YoastSEO.js
YoastSEO.js copied to clipboard
Create a regex that selects all text after a subheading
We need a regex for capturing the text that follows the subheadings. Matching this in a regex is pretty hard, since we need to find a way for matching the text after a heading, and before the end of the text. The hard thing capturing this is with a capture, it captures the next subheading as well, so it skips the next part of the text, since the subheading is already matched. For now we use this method to be sure we capture the right blocks of text. We remove all | 's from text, then replace all headings with a | and split on a |.

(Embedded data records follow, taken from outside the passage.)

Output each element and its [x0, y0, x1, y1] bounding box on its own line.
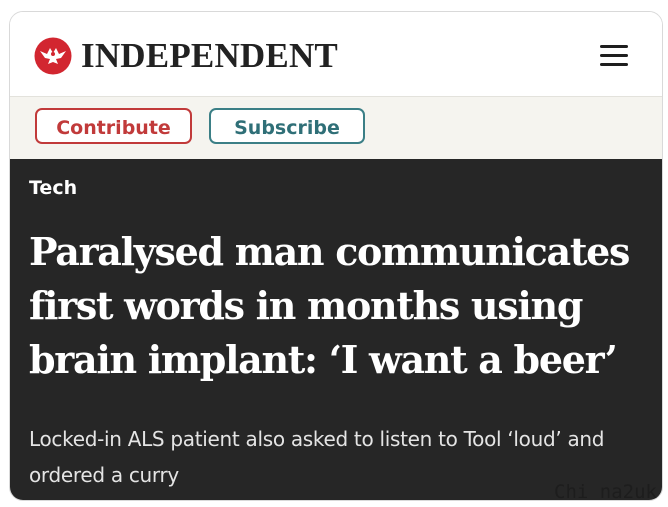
- article-card: INDEPENDENT Contribute Subscribe Tech Pa…: [9, 11, 663, 501]
- eagle-logo-icon[interactable]: [34, 37, 72, 75]
- hamburger-menu-icon[interactable]: [596, 42, 632, 70]
- masthead: INDEPENDENT: [10, 12, 662, 96]
- watermark-text: Chi na2uk: [554, 481, 657, 503]
- article-headline: Paralysed man communicates first words i…: [29, 229, 630, 382]
- menu-bar-bottom: [600, 63, 628, 66]
- logo-wordmark[interactable]: INDEPENDENT: [81, 36, 338, 76]
- support-bar: Contribute Subscribe: [10, 96, 662, 159]
- menu-bar-top: [600, 45, 628, 48]
- article-header: Tech Paralysed man communicates first wo…: [10, 159, 662, 500]
- contribute-button[interactable]: Contribute: [35, 108, 192, 144]
- article-category-link[interactable]: Tech: [29, 176, 77, 200]
- menu-bar-middle: [600, 54, 628, 57]
- subscribe-button[interactable]: Subscribe: [209, 108, 365, 144]
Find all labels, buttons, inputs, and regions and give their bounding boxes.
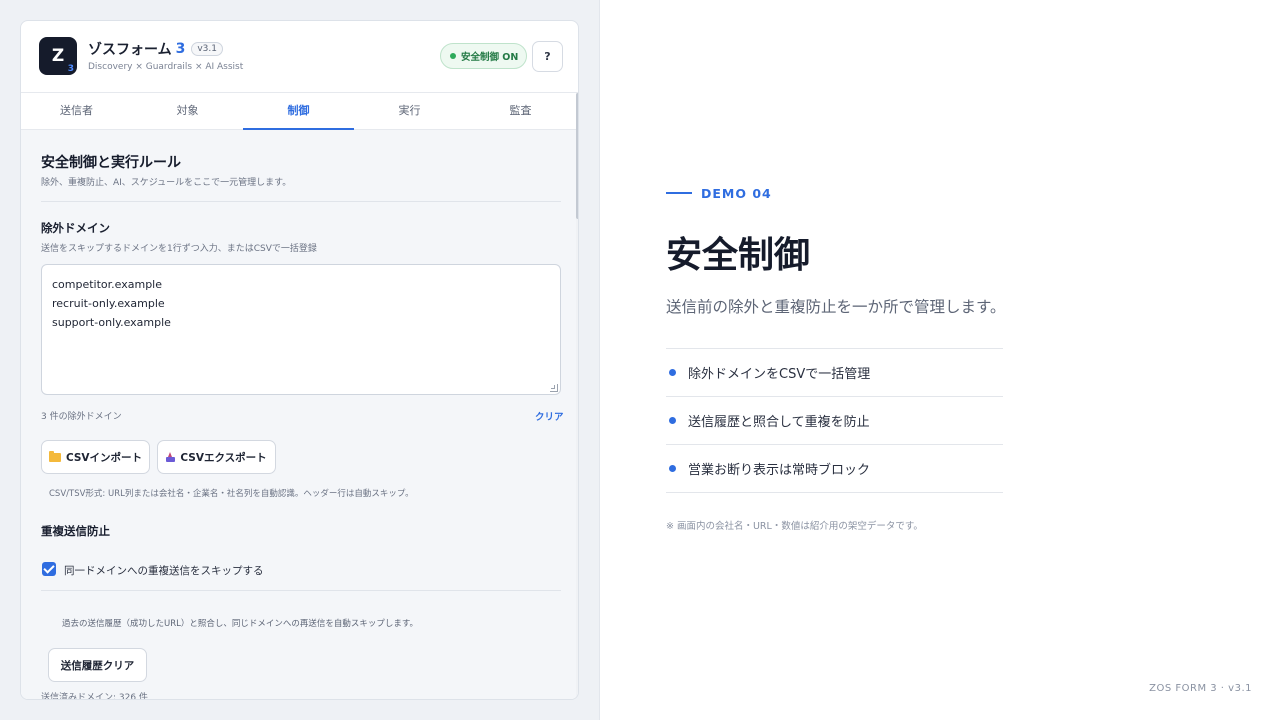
app-title-number: 3 xyxy=(175,41,186,57)
slide-headline: 安全制御 xyxy=(666,235,811,276)
clear-excludes-link[interactable]: クリア xyxy=(535,409,564,423)
status-badge-label: 安全制御 ON xyxy=(461,52,519,63)
app-subtitle: Discovery × Guardrails × AI Assist xyxy=(88,62,244,72)
app-title: ゾスフォーム xyxy=(88,42,172,58)
help-button[interactable]: ? xyxy=(532,41,563,72)
resize-grip-icon[interactable] xyxy=(550,384,558,392)
logo-sub: 3 xyxy=(67,64,74,74)
clear-history-label: 送信履歴クリア xyxy=(60,659,135,672)
fictional-data-note: ※ 画面内の会社名・URL・数値は紹介用の架空データです。 xyxy=(666,521,923,532)
feature-text: 営業お断り表示は常時ブロック xyxy=(688,463,871,478)
skip-duplicate-checkbox[interactable] xyxy=(42,562,56,576)
app-logo: Z 3 xyxy=(39,37,77,75)
export-icon xyxy=(166,452,176,462)
tab-execute[interactable]: 実行 xyxy=(354,93,465,129)
app-title-row: ゾスフォーム 3 v3.1 xyxy=(88,39,223,59)
section-title: 安全制御と実行ルール xyxy=(41,155,181,171)
feature-text: 送信履歴と照合して重複を防止 xyxy=(688,415,870,430)
section-divider xyxy=(41,201,561,202)
tab-control[interactable]: 制御 xyxy=(243,93,354,130)
control-settings-content: 安全制御と実行ルール 除外、重複防止、AI、スケジュールをここで一元管理します。… xyxy=(21,130,576,700)
csv-import-button[interactable]: CSVインポート xyxy=(41,440,150,474)
dedupe-label: 重複送信防止 xyxy=(41,524,110,538)
demo-slide: DEMO 04 安全制御 送信前の除外と重複防止を一か所で管理します。 除外ドメ… xyxy=(600,0,1280,720)
folder-icon xyxy=(48,450,61,462)
app-panel-backdrop: Z 3 ゾスフォーム 3 v3.1 Discovery × Guardrails… xyxy=(0,0,600,720)
app-header: Z 3 ゾスフォーム 3 v3.1 Discovery × Guardrails… xyxy=(21,21,578,93)
dedupe-description: 過去の送信履歴（成功したURL）と照合し、同じドメインへの再送信を自動スキップし… xyxy=(62,619,419,629)
slide-eyebrow: DEMO 04 xyxy=(701,186,772,201)
sent-domains-count: 送信済みドメイン: 326 件 xyxy=(41,693,148,700)
exclude-domains-hint: 送信をスキップするドメインを1行ずつ入力、またはCSVで一括登録 xyxy=(41,244,317,254)
app-window: Z 3 ゾスフォーム 3 v3.1 Discovery × Guardrails… xyxy=(20,20,579,700)
dedupe-divider xyxy=(41,590,561,591)
exclude-domains-label: 除外ドメイン xyxy=(41,221,110,235)
feature-item: 除外ドメインをCSVで一括管理 xyxy=(666,349,1003,397)
scrollbar-thumb[interactable] xyxy=(576,93,578,219)
tab-bar: 送信者 対象 制御 実行 監査 xyxy=(21,93,576,130)
safety-status-badge: 安全制御 ON xyxy=(440,43,528,69)
bullet-dot-icon xyxy=(669,369,676,376)
clear-history-button[interactable]: 送信履歴クリア xyxy=(48,648,147,682)
feature-list: 除外ドメインをCSVで一括管理 送信履歴と照合して重複を防止 営業お断り表示は常… xyxy=(666,348,1003,493)
csv-format-note: CSV/TSV形式: URL列または会社名・企業名・社名列を自動認識。ヘッダー行… xyxy=(49,489,414,499)
version-badge: v3.1 xyxy=(191,42,223,56)
csv-export-label: CSVエクスポート xyxy=(180,451,267,464)
skip-duplicate-label[interactable]: 同一ドメインへの重複送信をスキップする xyxy=(64,563,264,578)
content-scrollbar[interactable] xyxy=(576,93,578,699)
bullet-dot-icon xyxy=(669,417,676,424)
tab-target[interactable]: 対象 xyxy=(132,93,243,129)
bullet-dot-icon xyxy=(669,465,676,472)
csv-export-button[interactable]: CSVエクスポート xyxy=(157,440,276,474)
feature-item: 送信履歴と照合して重複を防止 xyxy=(666,397,1003,445)
exclude-count: 3 件の除外ドメイン xyxy=(41,412,122,422)
feature-item: 営業お断り表示は常時ブロック xyxy=(666,445,1003,493)
csv-import-label: CSVインポート xyxy=(65,451,143,464)
footer-brand: ZOS FORM 3 · v3.1 xyxy=(1149,683,1252,694)
tab-audit[interactable]: 監査 xyxy=(465,93,576,129)
eyebrow-rule xyxy=(666,192,692,194)
tab-sender[interactable]: 送信者 xyxy=(21,93,132,129)
logo-letter: Z xyxy=(51,46,65,66)
exclude-domains-textarea[interactable]: competitor.example recruit-only.example … xyxy=(41,264,561,395)
feature-text: 除外ドメインをCSVで一括管理 xyxy=(688,367,871,382)
exclude-domains-value: competitor.example recruit-only.example … xyxy=(52,278,171,329)
section-description: 除外、重複防止、AI、スケジュールをここで一元管理します。 xyxy=(41,178,292,188)
status-dot-icon xyxy=(450,53,456,59)
slide-lead: 送信前の除外と重複防止を一か所で管理します。 xyxy=(666,298,1006,316)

This gives the desired outcome, but maybe we could improve this.
Probably we can add something after the </h*>
and something before the <h*>
. This allows us to split on that value. For example: use <yoastparagraph>
and follow the next steps:
- Add
<yoastparagraph>
after the close subheading tag (for example:</h1>
) - Add
</yoastparagraph>
before the open subheading tag (for example:<h1>
) - Add
</yoastparagraph>
to the end of the text. - Do regex to get everything between
<yoastparagraph>
and</yoastparagraph>
What do we do with nested headings? Remove inner blocks and ignore them?
If we do we can convert all headings to the same level and just split on the <h1>
then in the results split on the </h1>
and use the 1st result of the last split as found text.